13è février 1769 à Ferney

Je réponds , ma chère nièce, à votre lettre du 4 février . Vous avez dû recevoir il y a dix ou douze jours, par M. Marin, un paquet pour votre frère . M. des Franches doit vous en avoir donné un autre .

J'attendrai avec grand plaisir M. et Mme Dupuits sur les frontières de leurs États, et je leur enverrai des chevaux à Meyrin quand ils voudront m'avertir . Je leur fais à tous deux les plus tendres compliments . Voici une lettre pour le gros neveu du Parlement . Je vous l'envoie toute ouverte, afin que vous jugiez de ce qu'elle contient, puisqu'étant sur les lieux vous êtes seule à portée de faire ce qui est convenable . M. de Richelieu ne m'a point écrit depuis qu'il a été obligé de payer un mémoire à Souchay pour ce Gallien qui faisait entendre à Genève qu'il était son bâtard 1. M. de Richelieu ne résistera pas à vos sollicitations ; il vient de toucher un gros remboursement, il ne dépense rien à Versailles, il faut bien qu'il vous paie.

Je vous assure que vous seriez bien embarrassée si vous étiez à Ferney . Nulle société, nul secours, nulle diversion, c'est un désert . Les troupes ont tellement dévasté la campagne qu'il n'y a pas un lapereau à la ronde , et toutes les denrées sont devenues plus chères à Genève que jamais . Racle a voulu vendre en vain sa maison au rabais, ou plutôt la maison bâtie avec mon argent ; aucun Genevois n'en veut ni n'en voudra . Soyez très sûre que la terre de Ferney n'est plus qu'un palais d'Alcine 2, bâti dans une solitude . J'ai dépensé près de cinq cent mille livres, et elle ne vaut que la peine de la cultiver . Plût à Dieu qu'elle eût été vendue lorsqu’elle pouvait l'être ; vous auriez beaucoup d'argent comptant, outre vos rentes . Mais l'extrême modicité de son revenu est si publique, et l'aversion des Genevois pour les terres en France si forte, qu'il faut perdre toute espérance de s'en défaire . Vous vivrez à Paris, et je mourrai au pied du mont Jura, voilà notre destinée .
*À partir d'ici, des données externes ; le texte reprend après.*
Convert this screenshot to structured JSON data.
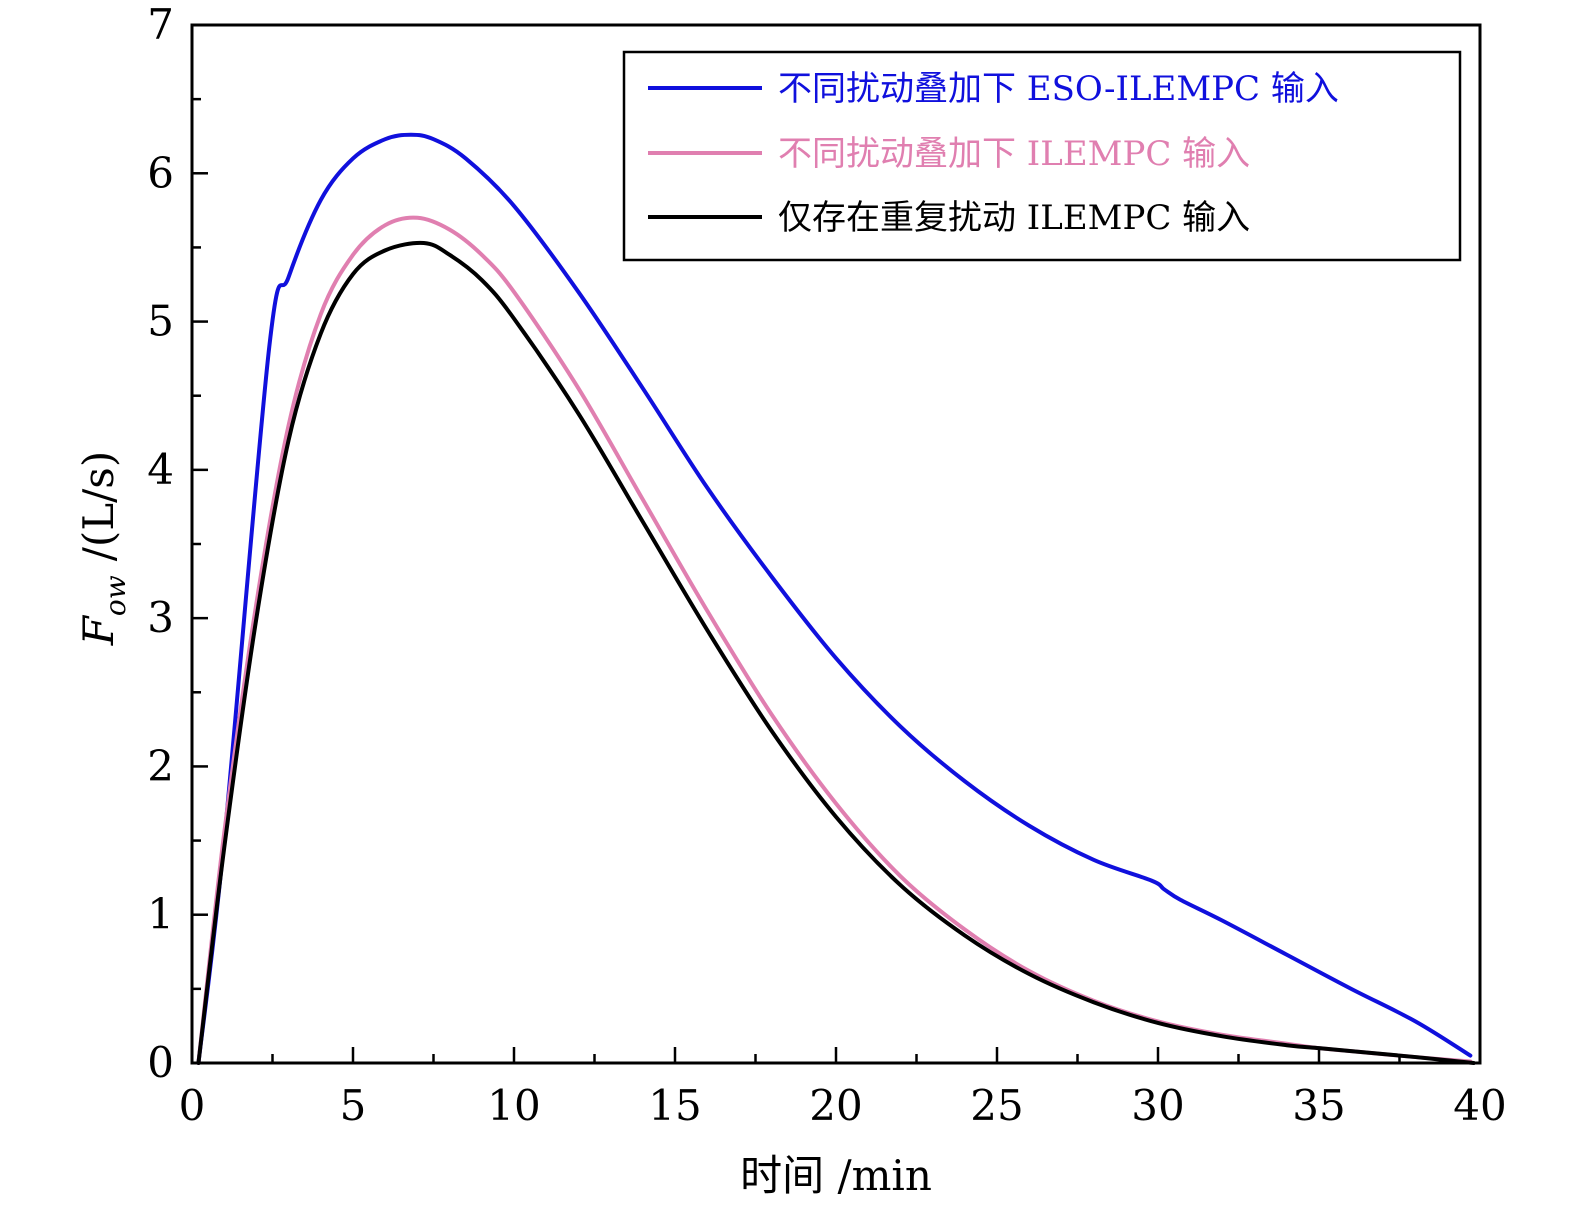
{
  "chart_data": {
    "type": "line",
    "title": "",
    "xlabel": "时间 /min",
    "ylabel_main": "F",
    "ylabel_sub": "ow",
    "ylabel_unit": "/(L/s)",
    "xlim": [
      0,
      40
    ],
    "ylim": [
      0,
      7
    ],
    "x_ticks": [
      0,
      5,
      10,
      15,
      20,
      25,
      30,
      35,
      40
    ],
    "y_ticks": [
      0,
      1,
      2,
      3,
      4,
      5,
      6,
      7
    ],
    "grid": false,
    "legend_position": "top-right",
    "series": [
      {
        "name": "不同扰动叠加下 ESO-ILEMPC 输入",
        "color": "#1010dd",
        "x": [
          0.2,
          1.0,
          2.4,
          3.0,
          4.0,
          5.0,
          6.0,
          6.8,
          7.5,
          8.5,
          10.0,
          12.0,
          14.0,
          16.0,
          18.0,
          20.0,
          22.0,
          24.0,
          26.0,
          28.0,
          29.8,
          30.2,
          30.7,
          32.0,
          34.0,
          36.0,
          38.0,
          39.7
        ],
        "y": [
          0.0,
          1.5,
          4.83,
          5.3,
          5.82,
          6.1,
          6.23,
          6.26,
          6.23,
          6.1,
          5.78,
          5.2,
          4.55,
          3.88,
          3.28,
          2.73,
          2.27,
          1.9,
          1.6,
          1.37,
          1.23,
          1.17,
          1.1,
          0.96,
          0.73,
          0.5,
          0.28,
          0.05
        ]
      },
      {
        "name": "不同扰动叠加下 ILEMPC 输入",
        "color": "#e07fb0",
        "x": [
          0.2,
          1.0,
          2.0,
          3.0,
          4.0,
          5.0,
          6.0,
          7.0,
          8.0,
          9.0,
          10.0,
          12.0,
          14.0,
          16.0,
          18.0,
          20.0,
          22.0,
          24.0,
          26.0,
          28.0,
          30.0,
          32.0,
          34.0,
          35.0,
          36.0,
          38.0,
          39.7
        ],
        "y": [
          0.0,
          1.55,
          3.1,
          4.3,
          5.05,
          5.45,
          5.65,
          5.7,
          5.62,
          5.45,
          5.2,
          4.55,
          3.8,
          3.05,
          2.35,
          1.75,
          1.26,
          0.9,
          0.62,
          0.42,
          0.28,
          0.19,
          0.13,
          0.1,
          0.08,
          0.04,
          0.01
        ]
      },
      {
        "name": "仅存在重复扰动 ILEMPC 输入",
        "color": "#000000",
        "x": [
          0.2,
          1.0,
          2.0,
          3.0,
          4.0,
          5.0,
          6.0,
          7.2,
          8.0,
          9.0,
          10.0,
          12.0,
          14.0,
          16.0,
          18.0,
          20.0,
          22.0,
          24.0,
          26.0,
          28.0,
          30.0,
          32.0,
          34.0,
          35.0,
          36.0,
          38.0,
          39.8
        ],
        "y": [
          0.0,
          1.45,
          3.0,
          4.2,
          4.92,
          5.32,
          5.48,
          5.53,
          5.45,
          5.28,
          5.02,
          4.38,
          3.65,
          2.92,
          2.24,
          1.66,
          1.2,
          0.86,
          0.6,
          0.41,
          0.27,
          0.18,
          0.12,
          0.1,
          0.08,
          0.04,
          0.0
        ]
      }
    ]
  }
}
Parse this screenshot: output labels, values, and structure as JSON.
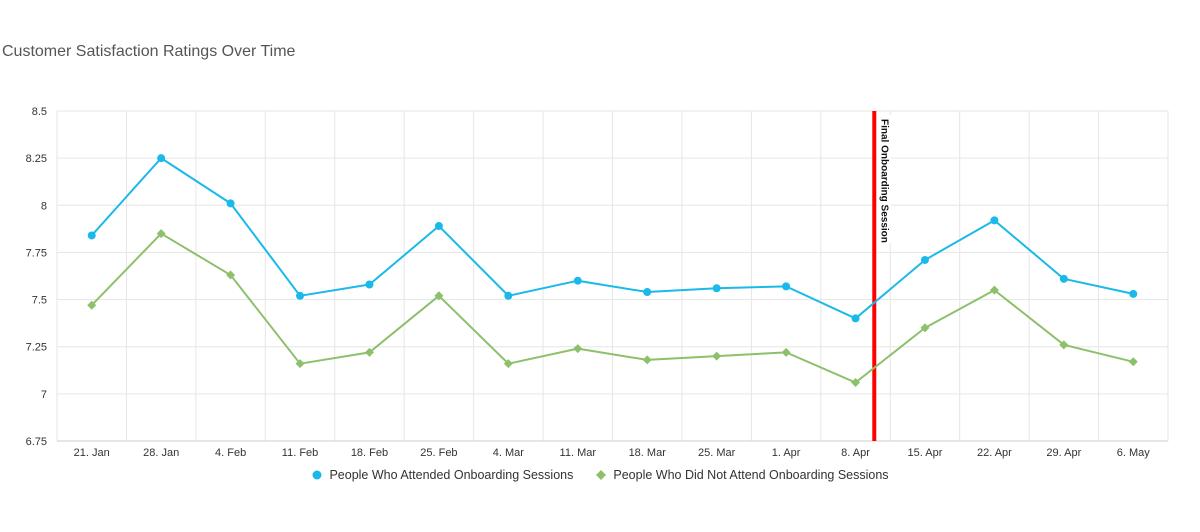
{
  "chart_data": {
    "type": "line",
    "title": "Customer Satisfaction Ratings Over Time",
    "xlabel": "",
    "ylabel": "",
    "categories": [
      "21. Jan",
      "28. Jan",
      "4. Feb",
      "11. Feb",
      "18. Feb",
      "25. Feb",
      "4. Mar",
      "11. Mar",
      "18. Mar",
      "25. Mar",
      "1. Apr",
      "8. Apr",
      "15. Apr",
      "22. Apr",
      "29. Apr",
      "6. May"
    ],
    "ylim": [
      6.75,
      8.5
    ],
    "yticks": [
      "6.75",
      "7",
      "7.25",
      "7.5",
      "7.75",
      "8",
      "8.25",
      "8.5"
    ],
    "grid": true,
    "legend_position": "bottom-center",
    "series": [
      {
        "name": "People Who Attended Onboarding Sessions",
        "color": "#1ab9ea",
        "marker": "circle",
        "values": [
          7.84,
          8.25,
          8.01,
          7.52,
          7.58,
          7.89,
          7.52,
          7.6,
          7.54,
          7.56,
          7.57,
          7.4,
          7.71,
          7.92,
          7.61,
          7.53
        ]
      },
      {
        "name": "People Who Did Not Attend Onboarding Sessions",
        "color": "#8dc06b",
        "marker": "diamond",
        "values": [
          7.47,
          7.85,
          7.63,
          7.16,
          7.22,
          7.52,
          7.16,
          7.24,
          7.18,
          7.2,
          7.22,
          7.06,
          7.35,
          7.55,
          7.26,
          7.17
        ]
      }
    ],
    "annotation": {
      "label": "Final Onboarding Session",
      "x": "8. Apr",
      "offset_fraction": 0.27,
      "color": "#ff0000"
    }
  }
}
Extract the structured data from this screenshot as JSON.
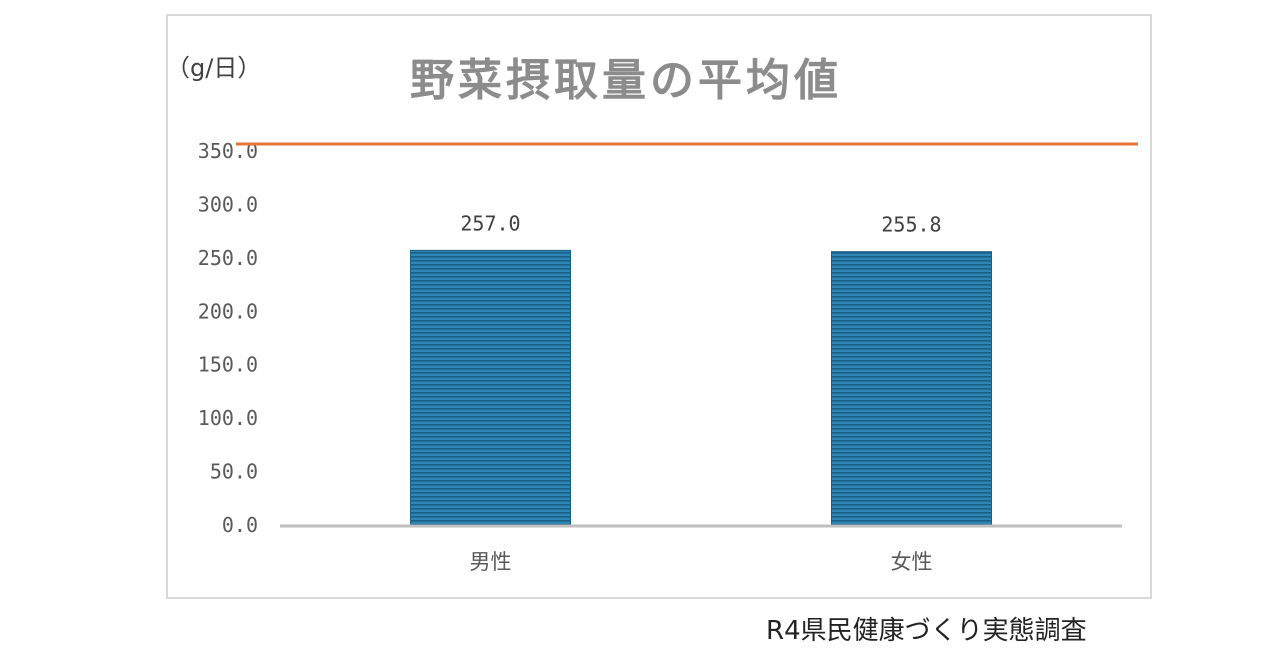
{
  "chart_data": {
    "type": "bar",
    "title": "野菜摂取量の平均値",
    "unit_label": "（g/日）",
    "categories": [
      "男性",
      "女性"
    ],
    "values": [
      257.0,
      255.8
    ],
    "value_labels": [
      "257.0",
      "255.8"
    ],
    "ylim": [
      0,
      350
    ],
    "yticks": [
      0,
      50,
      100,
      150,
      200,
      250,
      300,
      350
    ],
    "ytick_labels": [
      "0.0",
      "50.0",
      "100.0",
      "150.0",
      "200.0",
      "250.0",
      "300.0",
      "350.0"
    ],
    "reference_line": {
      "value": 350
    },
    "grid": false,
    "legend": "none",
    "colors": {
      "bar": "#2e86b4",
      "bar_stripe": "#1a5f85",
      "reference_line": "#e8743b",
      "axis": "#bfbfbf"
    }
  },
  "source_note": "R4県民健康づくり実態調査"
}
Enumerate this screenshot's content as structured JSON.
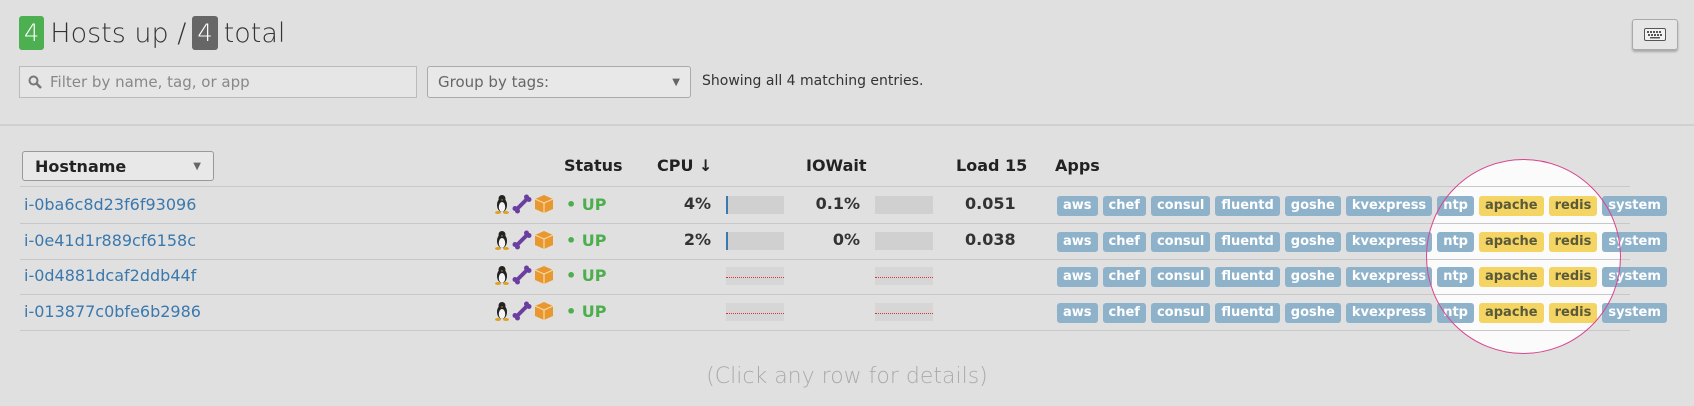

Je suis très fâché de la mauvaise santé de Mme d'Argental, et je serais au désespoir si vous étiez languissante comme elle . Je sens par ma longue et funeste expérience ce que c'est que la perte de la santé, ayez un soin extrême de la vôtre . Vous ne pouvez vous sauver par l'exercice, sauvez-vous par une attention scrupuleuse . Si c'est un bien que la vie, je ne dois ce bien qu'à des soins continuels .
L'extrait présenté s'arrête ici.